Black and white habits — they’re not just for nuns.
I repaired to the gym every single day at 7 a.m., rain or shine, Sunday to Sunday, and after a year, I became a muscular beast. I didn’t have a trainer, I didn’t take steroids or HGH, I didn’t wear a little posing pouch or wax my chest. Key to my success was my ironclad will, my insistence on never, ever missing a day, or being even five minutes late to the gym. I utterly refused to give myself an excuse to break routine. I was a brutal and inflexible taskmaster. And, like it or not, it worked.
My sister, impressed by my progress, joined me at the gym. She would be there every morning at 7 too, ready to get to work. Then, one rainy February morning, she called me and said, “it’s a lousy day, let’s skip it for once.” I did, and the next day, came up with another excuse not to go. The habit was broken and I never went to the gym again.

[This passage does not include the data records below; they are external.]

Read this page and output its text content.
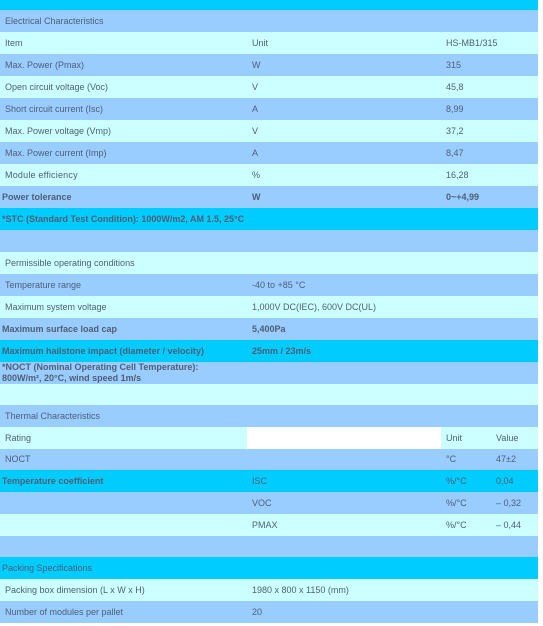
Electrical Characteristics			
Item	Unit	HS-MB1/315	
Max. Power (Pmax)	W	315	
Open circuit voltage (Voc)	V	45,8	
Short circuit current (Isc)	A	8,99	
Max. Power voltage (Vmp)	V	37,2	
Max. Power current (Imp)	A	8,47	
Module efficiency	%	16,28	
Power tolerance	W	0~+4,99	
*STC (Standard Test Condition): 1000W/m2, AM 1.5, 25°C			

Permissible operating conditions			
Temperature range	-40 to +85 °C		
Maximum system voltage	1,000V DC(IEC), 600V DC(UL)		
Maximum surface load cap	5,400Pa		
Maximum hailstone impact (diameter / velocity)	25mm / 23m/s		
*NOCT (Nominal Operating Cell Temperature): 800W/m², 20°C, wind speed 1m/s			

Thermal Characteristics			
Rating		Unit	Value
NOCT		°C	47±2
Temperature coefficient	ISC	%/°C	0,04
	VOC	%/°C	– 0,32
	PMAX	%/°C	– 0,44

Packing Specifications			
Packing box dimension (L x W x H)	1980 x 800 x 1150 (mm)		
Number of modules per pallet	20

Soon, I was back to being a 190 lb. weakling.
Obviously, I can have a tendency to black and whiteness (not just in my journals), but, as I grow older, I am working to be more nuanced in my decisions and commitments. I have joined a gym out here in LA and I am resolved to be less crazy this time, trying to stay committed without needing to be committed. I have a trainer who I see a couple of times a week and then I try to go most days and work out on my own. At first, pushing myself was hard, and I felt nauseated and weak. But one day, my body seemed to remember our bygone 7 a.m. routine and perked up. I felt the old surge of adrenaline through my muscles and it went from being a chore to being fun again. Now I look forward to exercise. However, I’m not a slave driver anymore and if I skip a day here and there, I don’t let it break my commitment to myself and my health. I just go the following day instead and keep going.
Journaling is another one of my healthy habits. At times over the years, I have insisted on a strict regime, like a drawing every morning before breakfast, or filling a whole book in a month or on a week’s vacation. Pushing myself to draw whether I want to or not eventually makes me want to. It also means I make a lot of lackluster pages on the way to falling back in love with my book and my pen. There have been times when, overtaken by the stress of work and other commitments, I have fallen completely out of the practice and eventually forgotten how much fun drawing can be, and how important it in helping me stay relatively sane.
But I can recommit. (Like the old joke says, “It’s easy to quit smoking — I’ve done it a hundred times”). Still, I don’t have a drawing trainer and there are no steroids I can take to make me get instant results. Drawing just takes practice and patience and commitment and the more I do, the better I get, and the more I want to draw. Drawing depends on muscles too and if I don’t use them they atrophy quickly. WIthin a couple of weeks of breaking my habit, my ability to draw well suffers enormously. Fortunately, picking up the pen brings those muscles back pretty quickly and they don’t forget all the have learned over the years.
There are incentives I can give myself to keep going eve if the monkey in my head urges me to just sleep in or watch TV. This blog is one of them and my desire to keep it a regular thing can push me to do a drawing when I feel lazy. But, no offense to you, my readers, that’s not really enough. Writing books is another one; if I have a deadline I have no choice but to fill the pages. The same goes for presentations and speeches.
But the best incentive is art. Going to a museum. Rereading a great book on illustrated journaling or watercoloring. Spending some time with the work of artists I love. Talking to an inspiring friend. Going back through a journal I filled years ago.
Another carrot is to give myself an assignment. Like drawing every tree on my block, drawing the cars I’d like to drive, drawing from my collection of of mug shots, drawing what I am doing every hour for an entire day.The EDM list is another favorite, challenging prompts that get my gear rolling and make me want to start again.
My journal is a forgiving companion. It doesn’t wonder where I’ve been or chastise me for the gaps in its pages. It always welcomes me back with open pages and I am grateful for its friendship. Just as exercise keeps me healthy and energized, so does keeping up my art.
Soon I’ll be thin and wiry and rippling with new muscles. And the most developed ones of all will be in my right wrist and fingers, bulging as they choke the life out of my pen and squeeze every drop of its ink onto the page. Grrr! Aaargh! Grunt!